For those who don't know, snakes can go many many months without eating, when they go into Torpor (sort of hibernation, but different - Google that to) they will eat a few weeks before hand, but nothing at all over the winter months. They then become opportunistic feeders, eating whenever possible over the summer months. Some of the snakes we had in care over the winter (see the "nest" in post 31) had not eaten for about 8 months. They were fed last Sunday (after several attempts to get them to eat), and 3 of those have now been released, wounds healed, successfully sloughed, and now having had a feed.

Chapel Island Tiger Snakes may often only eat once or twice in an entire year (Short Tailed Shearwater breeding season), as other food is in limited supply.

Dale Huonville, Tasmania

Annie W
Annie W's picture

Oh it certainly was Rick, I was worried about the early onset of incontinence there for a minute also, but all good laugh.

Thanks for that info Dale!  Of course, that makes sense about his eye.  I wondered if this fella had just emerged from Torpor and was famished, so stuffing his face at the readily available bird buffet.  Quite possibly I guess?

Had a bit of excitement in my kitchen this morning when the cat gifted me a baby snake.  We're in the middle of town so he (the snake) must have travelled from at least 200-400m away from a small creek perhaps.  So much for trying to do the right thing all 'round as my cats don't have access to roam, so the snake must have slipped through the tiny squares of netting on the cat run.  So off to Bunnings to get some shade cloth to go up from the bottom a metre or two so it can't happen again.  Baby snake is fine although understandably ruffled & I'll release him out in the bush after I've picked my daughter up from school - and for anyone who cares devil, puss appears o.k. too smiley.

Edited:  I think it's a Tiger Snake.

NW Tasmania

Canonguy
Canonguy's picture

Looks like a baby tiger Annie.

dwatsonbb
dwatsonbb's picture

Tiger snake is confirmed, a beautiful little specimen.
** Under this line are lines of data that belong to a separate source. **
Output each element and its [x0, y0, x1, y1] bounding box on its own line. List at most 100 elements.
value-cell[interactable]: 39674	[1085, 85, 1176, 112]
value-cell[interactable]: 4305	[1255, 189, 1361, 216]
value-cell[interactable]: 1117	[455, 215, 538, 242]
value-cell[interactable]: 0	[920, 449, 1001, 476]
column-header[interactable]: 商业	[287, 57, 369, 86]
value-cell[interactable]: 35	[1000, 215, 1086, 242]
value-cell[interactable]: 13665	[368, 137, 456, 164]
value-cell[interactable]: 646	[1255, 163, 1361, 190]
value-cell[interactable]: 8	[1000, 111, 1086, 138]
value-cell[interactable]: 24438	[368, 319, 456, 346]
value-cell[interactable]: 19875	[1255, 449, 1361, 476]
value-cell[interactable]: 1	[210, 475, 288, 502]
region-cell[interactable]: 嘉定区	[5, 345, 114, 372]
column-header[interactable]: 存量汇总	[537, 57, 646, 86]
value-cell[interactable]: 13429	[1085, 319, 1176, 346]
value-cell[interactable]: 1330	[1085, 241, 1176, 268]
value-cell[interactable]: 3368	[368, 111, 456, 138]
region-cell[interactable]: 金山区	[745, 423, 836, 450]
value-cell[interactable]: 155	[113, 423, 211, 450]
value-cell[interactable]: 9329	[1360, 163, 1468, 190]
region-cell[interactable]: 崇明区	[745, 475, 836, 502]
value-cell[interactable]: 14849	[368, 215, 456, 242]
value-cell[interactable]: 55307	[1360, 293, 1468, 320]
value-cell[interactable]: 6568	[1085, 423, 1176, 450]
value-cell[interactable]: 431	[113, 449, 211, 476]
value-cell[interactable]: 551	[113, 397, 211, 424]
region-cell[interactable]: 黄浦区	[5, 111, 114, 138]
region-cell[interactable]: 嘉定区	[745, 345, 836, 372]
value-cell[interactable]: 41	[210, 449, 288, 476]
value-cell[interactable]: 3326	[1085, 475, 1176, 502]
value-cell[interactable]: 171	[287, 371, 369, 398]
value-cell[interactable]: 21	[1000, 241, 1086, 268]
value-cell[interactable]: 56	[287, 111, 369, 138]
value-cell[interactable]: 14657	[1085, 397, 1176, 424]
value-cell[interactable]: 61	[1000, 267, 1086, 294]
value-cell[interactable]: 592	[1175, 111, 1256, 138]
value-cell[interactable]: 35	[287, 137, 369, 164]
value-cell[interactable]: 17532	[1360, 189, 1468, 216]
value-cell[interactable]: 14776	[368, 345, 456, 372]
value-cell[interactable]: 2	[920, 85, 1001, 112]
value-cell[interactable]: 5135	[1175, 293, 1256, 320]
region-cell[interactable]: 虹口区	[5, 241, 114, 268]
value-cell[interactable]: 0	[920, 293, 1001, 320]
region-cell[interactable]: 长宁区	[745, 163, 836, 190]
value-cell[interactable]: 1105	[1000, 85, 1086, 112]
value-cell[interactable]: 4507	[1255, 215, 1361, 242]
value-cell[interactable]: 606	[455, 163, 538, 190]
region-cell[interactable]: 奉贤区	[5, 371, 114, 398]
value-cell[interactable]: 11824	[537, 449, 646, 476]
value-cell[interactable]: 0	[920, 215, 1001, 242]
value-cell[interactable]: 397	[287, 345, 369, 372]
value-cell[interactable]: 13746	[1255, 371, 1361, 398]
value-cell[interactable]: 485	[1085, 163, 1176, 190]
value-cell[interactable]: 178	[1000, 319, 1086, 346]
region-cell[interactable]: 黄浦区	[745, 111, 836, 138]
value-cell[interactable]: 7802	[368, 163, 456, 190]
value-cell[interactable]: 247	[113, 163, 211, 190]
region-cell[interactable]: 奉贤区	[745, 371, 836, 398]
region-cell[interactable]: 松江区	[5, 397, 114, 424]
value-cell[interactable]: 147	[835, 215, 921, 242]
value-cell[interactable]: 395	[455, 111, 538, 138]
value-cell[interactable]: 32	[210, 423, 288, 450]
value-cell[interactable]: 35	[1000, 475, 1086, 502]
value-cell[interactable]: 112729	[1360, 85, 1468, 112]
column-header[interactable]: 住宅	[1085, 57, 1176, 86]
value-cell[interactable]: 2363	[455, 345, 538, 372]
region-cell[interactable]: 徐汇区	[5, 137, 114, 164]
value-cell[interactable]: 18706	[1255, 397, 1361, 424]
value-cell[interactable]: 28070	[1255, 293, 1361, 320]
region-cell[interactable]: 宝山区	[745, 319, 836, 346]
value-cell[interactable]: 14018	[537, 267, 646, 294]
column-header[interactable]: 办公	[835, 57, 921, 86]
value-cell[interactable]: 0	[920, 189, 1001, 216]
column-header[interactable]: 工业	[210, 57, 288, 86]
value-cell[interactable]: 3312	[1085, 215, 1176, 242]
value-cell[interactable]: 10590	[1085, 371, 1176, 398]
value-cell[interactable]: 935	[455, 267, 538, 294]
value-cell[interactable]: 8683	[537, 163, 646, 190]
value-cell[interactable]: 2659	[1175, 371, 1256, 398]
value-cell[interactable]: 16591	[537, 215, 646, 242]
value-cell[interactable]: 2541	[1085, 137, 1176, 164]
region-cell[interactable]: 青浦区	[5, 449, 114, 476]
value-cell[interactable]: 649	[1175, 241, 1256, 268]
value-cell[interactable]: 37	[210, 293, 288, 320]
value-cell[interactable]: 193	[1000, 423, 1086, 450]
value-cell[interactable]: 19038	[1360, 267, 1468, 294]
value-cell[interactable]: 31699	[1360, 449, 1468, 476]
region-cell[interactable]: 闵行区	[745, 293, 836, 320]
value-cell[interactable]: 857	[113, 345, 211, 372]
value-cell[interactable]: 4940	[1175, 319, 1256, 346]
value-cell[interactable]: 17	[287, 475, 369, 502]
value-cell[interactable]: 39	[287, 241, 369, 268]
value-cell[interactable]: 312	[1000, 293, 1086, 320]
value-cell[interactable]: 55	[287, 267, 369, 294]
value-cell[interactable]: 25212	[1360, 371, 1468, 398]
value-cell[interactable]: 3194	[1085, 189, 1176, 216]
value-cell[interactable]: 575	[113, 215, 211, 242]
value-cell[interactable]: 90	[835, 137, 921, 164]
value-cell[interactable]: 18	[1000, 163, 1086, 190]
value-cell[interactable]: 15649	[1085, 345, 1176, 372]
Thanks for looking out for it. They really are amazing critters.

Dale Huonville, Tasmania

Annie W
Annie W's picture

Sure is, also had it ID'd by email by the lovely Reptile Rescue folk too.  It's really very pretty, 20-25cm long skinny little snake pencil laugh

NW Tasmania

timrp
timrp's picture

My first sighting of a Small Eyed Snake!

Rick N
Rick N's picture

Nice shot there Tim, highly venomous little critter as is this guy

KI Tiger from the weekend.

timrp
timrp's picture

Awesome find and photo Rick!

soakes
soakes's picture

Here is a copperhead that I saw crossing the road over Summer.

soakes
Victoria, Australia

Devster
Devster's picture

Lol Love the title Soakes. Copperhead Road.

Rick N
Rick N's picture

Nice colouring, looks a fair size too. Thanks

Woko
Woko's picture

Do Tiger Snakes (on Kangaroo Island, at least) get out & about in cold wet weather?